Qualcomm is under pressure from Jana Partners, an activist investor, to consider breaking up its chipmaking and patent royalty businesses as a way to boost flagging shareholder value.
In a quarterly letter to its investors, cited by The Wall Street Journal (WSJ), Jana also called on Qualcomm to cut costs, accelerate stock buybacks, revamp its executive-pay structure, review financial reporting and indeed make changes to the board of directors.
The US chipmaker, at least publically, responded diplomatically to Jana’s proposals.
“Qualcomm welcomes input from our investors and has a track record of active engagement with stockholders,” said a company spokeswoman, quoted by WSJ. “The board and management team will continue to consider actions that are in the best interests of all stockholders.”
When the chips are down
The majority of Qualcomm’s profit comes from patent royalties, but Jana maintained the company needed to do more to exploit its strong position in the chip market.

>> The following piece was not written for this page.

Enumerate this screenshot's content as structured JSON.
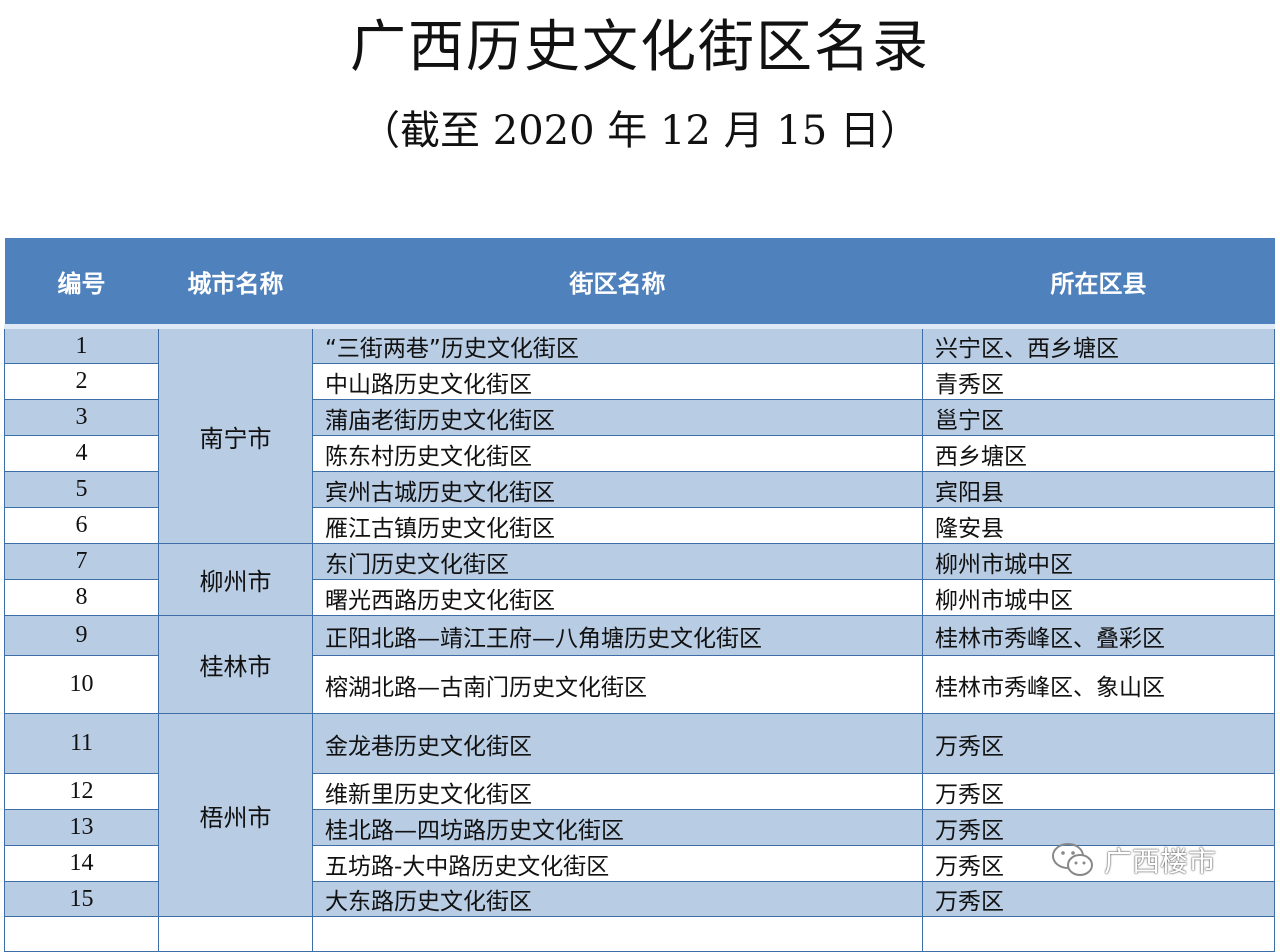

The investor fund, which has a $2 billion stake in the company, said the chip business was essentially worthless at the company’s present market value.
Although Jana welcomed Qualcomm’s recent $15 billion share buy-back plan, as well as a hiking of the dividend, it argued it still wasn’t enough to excite investors.

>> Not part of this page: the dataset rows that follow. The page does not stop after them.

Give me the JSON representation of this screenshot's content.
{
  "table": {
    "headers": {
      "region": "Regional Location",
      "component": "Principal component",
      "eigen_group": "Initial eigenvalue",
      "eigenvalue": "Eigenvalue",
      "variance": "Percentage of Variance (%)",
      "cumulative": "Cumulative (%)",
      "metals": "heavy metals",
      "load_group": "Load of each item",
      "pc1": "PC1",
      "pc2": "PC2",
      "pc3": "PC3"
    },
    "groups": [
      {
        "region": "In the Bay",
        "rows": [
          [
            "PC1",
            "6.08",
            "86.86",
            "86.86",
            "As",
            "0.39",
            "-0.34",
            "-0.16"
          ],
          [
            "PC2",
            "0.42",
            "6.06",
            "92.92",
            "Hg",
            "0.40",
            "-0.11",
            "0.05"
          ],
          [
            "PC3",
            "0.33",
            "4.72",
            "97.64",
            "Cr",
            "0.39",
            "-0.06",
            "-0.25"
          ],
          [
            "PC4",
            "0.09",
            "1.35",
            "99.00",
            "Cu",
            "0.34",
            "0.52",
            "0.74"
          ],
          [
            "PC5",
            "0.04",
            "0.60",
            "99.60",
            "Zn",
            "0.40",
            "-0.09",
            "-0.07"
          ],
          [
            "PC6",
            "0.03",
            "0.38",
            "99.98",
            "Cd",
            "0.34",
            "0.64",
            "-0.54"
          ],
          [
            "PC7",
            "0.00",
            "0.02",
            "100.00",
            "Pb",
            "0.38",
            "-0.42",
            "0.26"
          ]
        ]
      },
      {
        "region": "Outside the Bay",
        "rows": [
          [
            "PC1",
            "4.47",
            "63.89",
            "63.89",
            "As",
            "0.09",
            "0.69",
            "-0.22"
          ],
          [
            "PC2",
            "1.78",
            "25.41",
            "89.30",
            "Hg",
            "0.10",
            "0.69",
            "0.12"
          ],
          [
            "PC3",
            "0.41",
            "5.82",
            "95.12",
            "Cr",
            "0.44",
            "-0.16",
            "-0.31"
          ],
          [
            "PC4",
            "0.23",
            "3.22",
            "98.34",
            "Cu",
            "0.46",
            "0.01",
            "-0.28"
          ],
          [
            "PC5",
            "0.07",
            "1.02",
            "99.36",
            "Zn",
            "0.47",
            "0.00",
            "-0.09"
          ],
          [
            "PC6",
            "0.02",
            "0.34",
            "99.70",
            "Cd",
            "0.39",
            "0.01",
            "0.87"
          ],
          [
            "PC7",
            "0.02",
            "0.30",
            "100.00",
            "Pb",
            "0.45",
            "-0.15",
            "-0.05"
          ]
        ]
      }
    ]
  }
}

It’s a view that CEO Steve Mollenkopf might well dispute.
At the time of the buyback and dividend announcement, the Qualcomm chief said “our business continues to generate substantial operating cash flow” and that the new plan “represents an important step in returning that cash to our owners while still preserving the strategic flexibility needed to drive stockholder value through growth”.
Jana executives and Qualcomm’s management, said WSJ, have held private discussions since late last year, which Jana described as “constructive” in its quarterly letter.
Qualcomm is nonetheless under competitive and regulatory pressures.
As well as facing cut-throat competition in China (which accounts for around half of Qualcomm’s revenue), the chipmaker suffered a blow when longstanding customer Samsung opted to use its own processor for the new Galaxy S6 rather than its latest snapdragon chip.
And shortly after Qualcomm was fined almost $1 billion by China’s antitrust regulator and agreed to modify its licensing practices, South Korea’s Fair Trade Commission reportedly launched an investigation into whether it had abused its dominant position there as well
Qualcomm was fined more than $200 million by the commission in 2009 for its anti-competitive behaviour.